Limitations of Genre in “King of Kong: Fistful of Quarters”

I read some critique of the King of Kong: Fistful of Quarters. Although the film grossed over $700,000 globally (not bad for small-budget documentaries) and achieved critical acclaim (Rolling Stone calling it “roaringly funny”) others had their concerns. After some poking around, most critique falls into one of two categories:

1. Subject matter: many critics disliked the movie because they found the topic of video games inaccessible. Ann Hornaday, a film critic for the Washington Post, opens her critique with the question “what is more tiresome than watching somebody play video games?” This type of critique has nothing to do with director Seth Gordon’s movie making ability or the strengths/weaknesses of storytelling, but dismisses the film for its subject matter alone. While I don’t think this is a very salient argument, Hornaday does have a point: King of Kong will most likely not attract non-gamers, regardless of the actual mechanics of the story or art of the film.

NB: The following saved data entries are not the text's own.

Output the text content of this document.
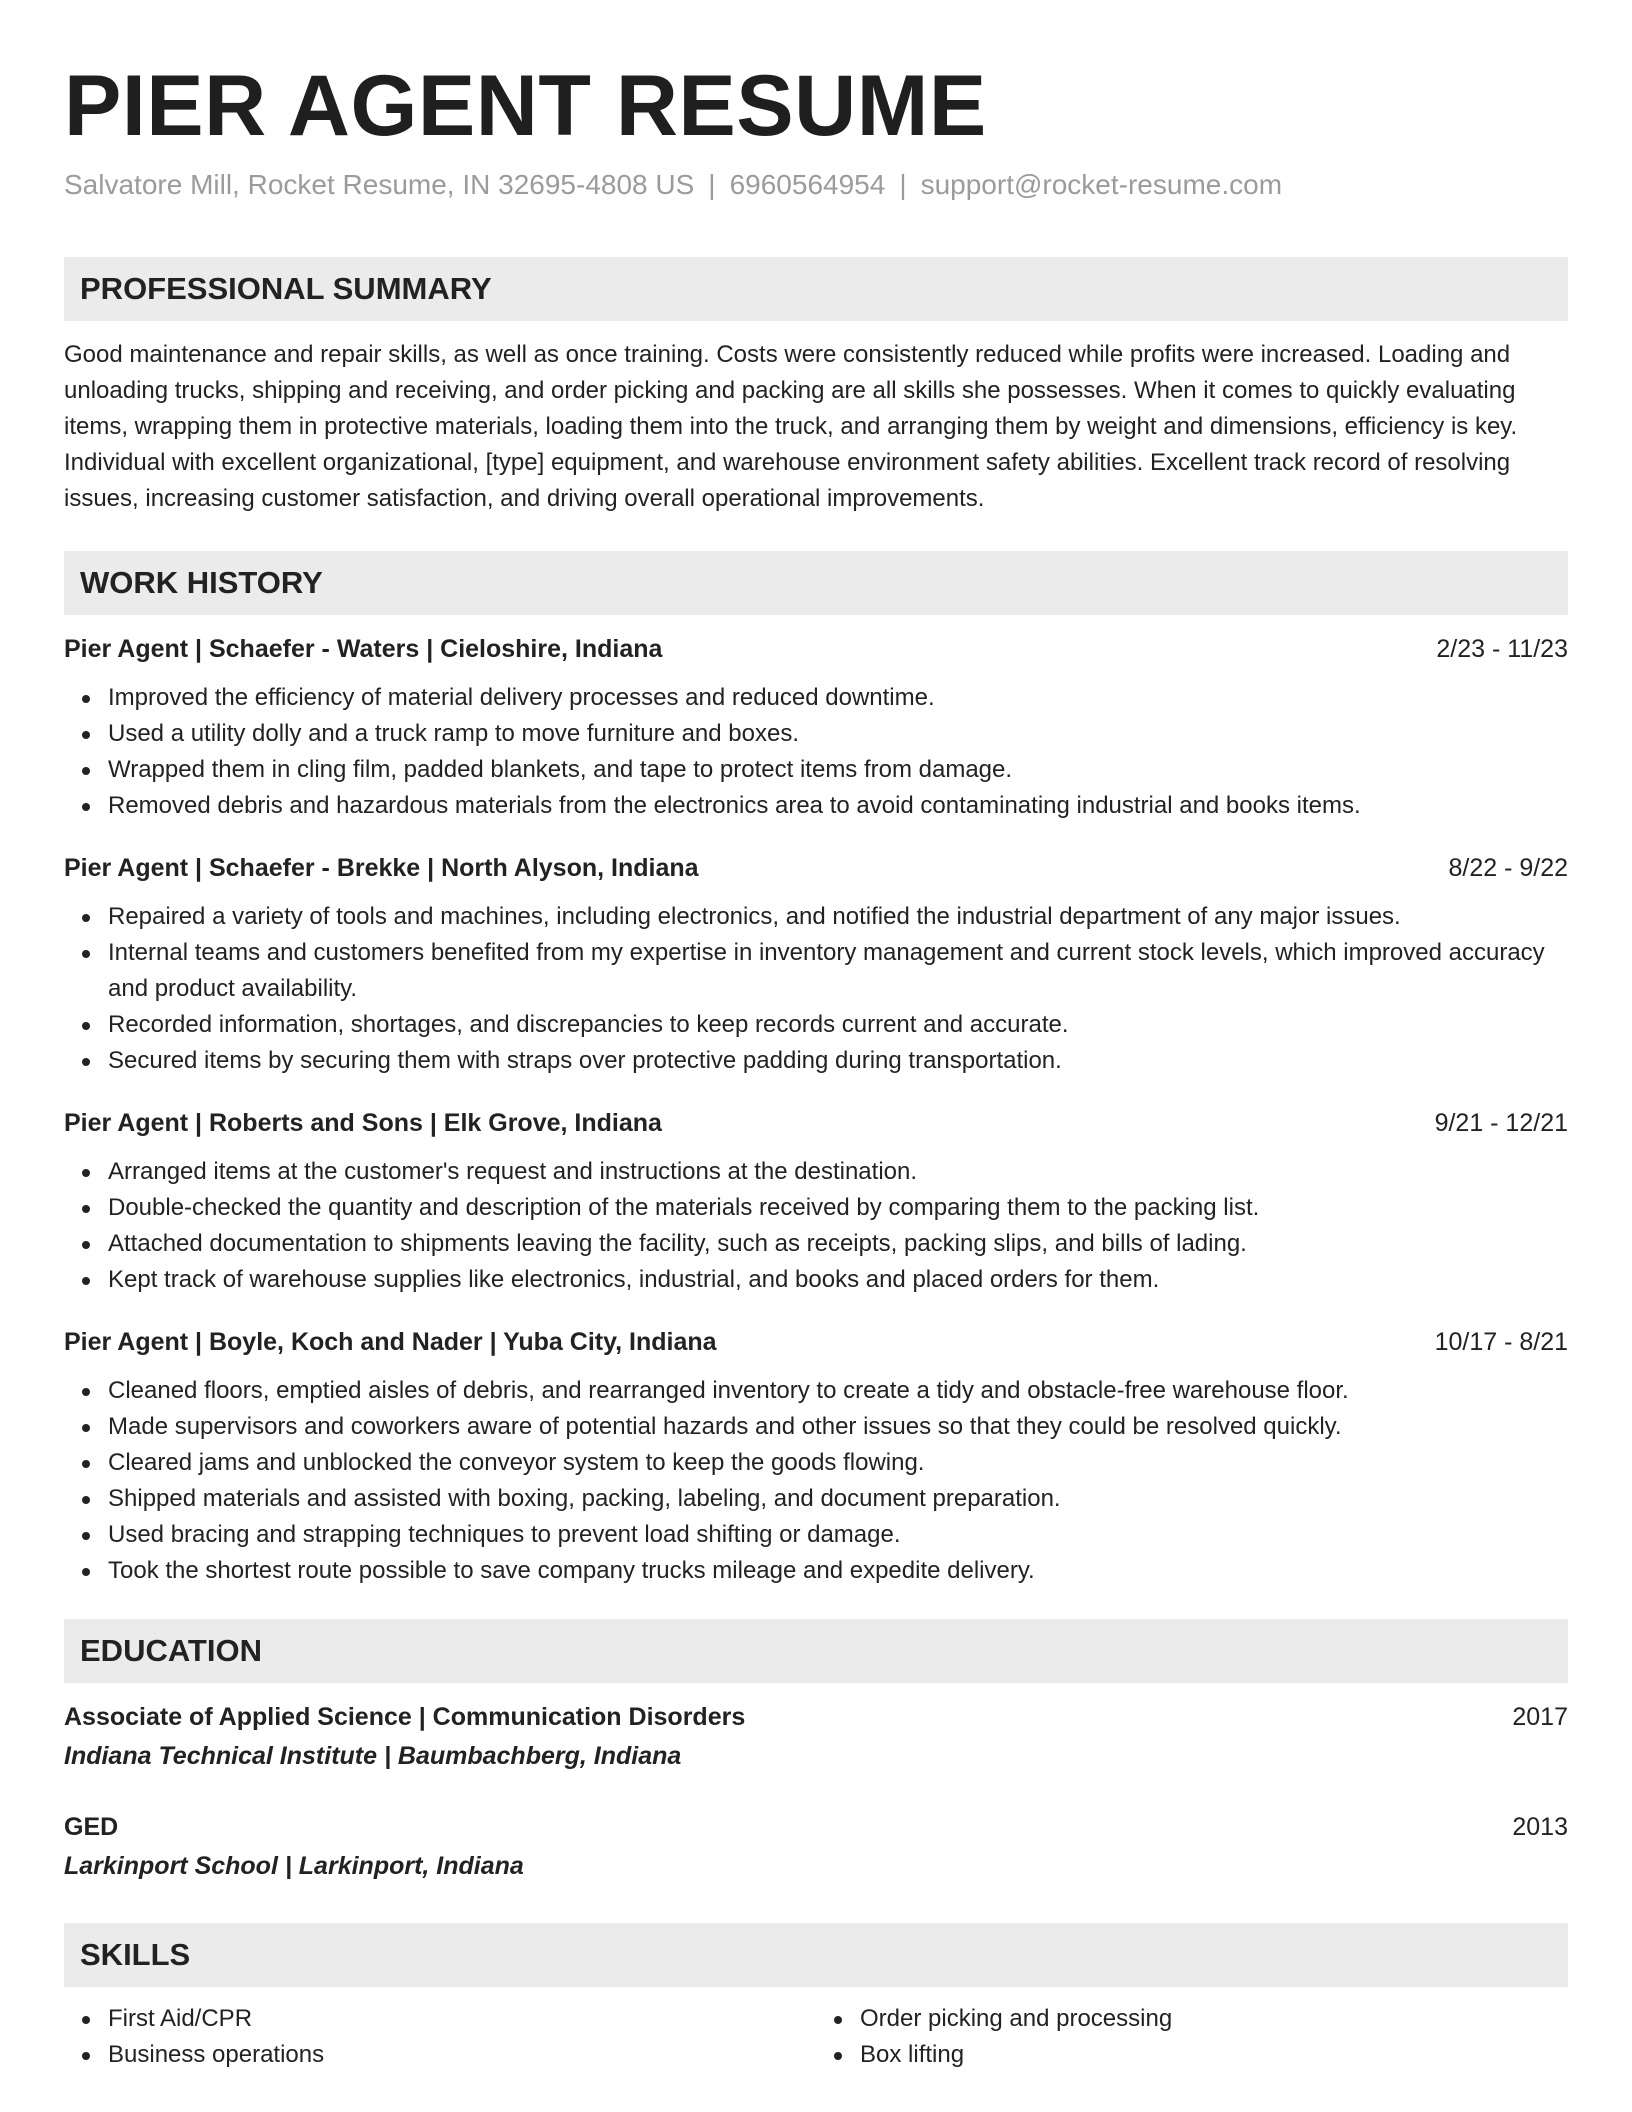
PIER AGENT RESUME
Salvatore Mill, Rocket Resume, IN 32695-4808 US | 6960564954 | support@rocket-resume.com
PROFESSIONAL SUMMARY
Good maintenance and repair skills, as well as once training. Costs were consistently reduced while profits were increased. Loading and unloading trucks, shipping and receiving, and order picking and packing are all skills she possesses. When it comes to quickly evaluating items, wrapping them in protective materials, loading them into the truck, and arranging them by weight and dimensions, efficiency is key. Individual with excellent organizational, [type] equipment, and warehouse environment safety abilities. Excellent track record of resolving issues, increasing customer satisfaction, and driving overall operational improvements.
WORK HISTORY
Pier Agent | Schaefer - Waters | Cieloshire, Indiana	2/23 - 11/23
Improved the efficiency of material delivery processes and reduced downtime.
Used a utility dolly and a truck ramp to move furniture and boxes.
Wrapped them in cling film, padded blankets, and tape to protect items from damage.
Removed debris and hazardous materials from the electronics area to avoid contaminating industrial and books items.
Pier Agent | Schaefer - Brekke | North Alyson, Indiana	8/22 - 9/22
Repaired a variety of tools and machines, including electronics, and notified the industrial department of any major issues.
Internal teams and customers benefited from my expertise in inventory management and current stock levels, which improved accuracy and product availability.
Recorded information, shortages, and discrepancies to keep records current and accurate.
Secured items by securing them with straps over protective padding during transportation.
Pier Agent | Roberts and Sons | Elk Grove, Indiana	9/21 - 12/21
Arranged items at the customer's request and instructions at the destination.
Double-checked the quantity and description of the materials received by comparing them to the packing list.
Attached documentation to shipments leaving the facility, such as receipts, packing slips, and bills of lading.
Kept track of warehouse supplies like electronics, industrial, and books and placed orders for them.
Pier Agent | Boyle, Koch and Nader | Yuba City, Indiana	10/17 - 8/21
Cleaned floors, emptied aisles of debris, and rearranged inventory to create a tidy and obstacle-free warehouse floor.
Made supervisors and coworkers aware of potential hazards and other issues so that they could be resolved quickly.
Cleared jams and unblocked the conveyor system to keep the goods flowing.
Shipped materials and assisted with boxing, packing, labeling, and document preparation.
Used bracing and strapping techniques to prevent load shifting or damage.
Took the shortest route possible to save company trucks mileage and expedite delivery.
EDUCATION
Associate of Applied Science | Communication Disorders	2017
Indiana Technical Institute | Baumbachberg, Indiana
GED	2013
Larkinport School | Larkinport, Indiana
SKILLS
First Aid/CPR
Business operations
Order picking and processing
Box lifting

2. Unoriginal themes and “lack of depth:” Hornaday criticizes Gordon’s “all too familiar formula” and says that the film’s “structure … has become increasingly hackneyed with the glut of competition documentaries” (She cites Mad Hot Ballroom and Spellbound as probable inspiration for Gordon.) Other critics think the film relies on stock characters and overused themes which make the film one dimensional and unoriginal. Blogger Paul Dean agrees that the story is a simple “story about good pitted against evil.” However, Dean doesn’t think this is necessarily negative, but rather essential to writing a compelling story about video gamers, which most of the world is unfamiliar with.

These types of critiques struck me because they were extremely similar to the type of critique that Lord of the Rings (and the fantasy genre) typically receives: either people can’t connect with the subject matter, or they find the themes elementary. I had not thought of King of Kong as a “fantasy” because of its documentary quality, but now I’m not so sure. Examined under the same critique of fantasy, it appears that Gordon does prey on elements of fantasy storytelling to create his film: he sets up an unfamiliar world, describes the rules of that world, and forces the audience to connect with the characters despite their unique reality. King of Kong: Fistful of Quarters is not a fantasy film, but it invites the audience into a sort of virtual world. To do this successfully, the filmmakers used techniques of fantasy storytelling, and thus are met with similar criticisms. For me, this was an awesome exercise in the possibilities and limitations of genre (documentary, fantasy) and I’m curious to see how some of these critiques are either dodged or manifested in other mediums (film, written narrative, video games) as we move through the course.

-Emma Baker 



2 thoughts on “Limitations of Genre in “King of Kong: Fistful of Quarters””

  1. What a thought-provoking and insightful post! Your connections between King of Kong, and the Lord of the Rings were something that I think were lingering under our class discussion but were never fully fleshed out.

    I’d be interested to see how you feel about the portrayal of women in both this particular documentary, and the fantasy genre. The Fellowship of the Rings is certainly a male-centric narrative. The female characters that are included are presented in poetry, and shown as distant and unattainable, or in the case of Lobelia Sackville-Baggins, are stereotypical shrewish characters (at least through book 1). In King of Kong, women also play a very limited role as supporting characters for the battle between Steve and Billy.

    Can these similarities in gender portrayal be put down to the “stock character” critique of both works, or is there something about creating a fantasy that excludes women from the conversation? Or is it a matter of audience: the works were probably created for primarily male readers and viewers, I think.

    Either way, great analysis!

  2. Great point gutsypidgeon. I definitely see a similarity between The Fellowship’s and King of Kong’s portrayal of women. There is definitely a “stock character” problem, with Steve’s wife playing the nagging “shrewish” woman while Billy’s wife is presented as a airheaded bimbo with obvious camera angles and close ups on her breasts.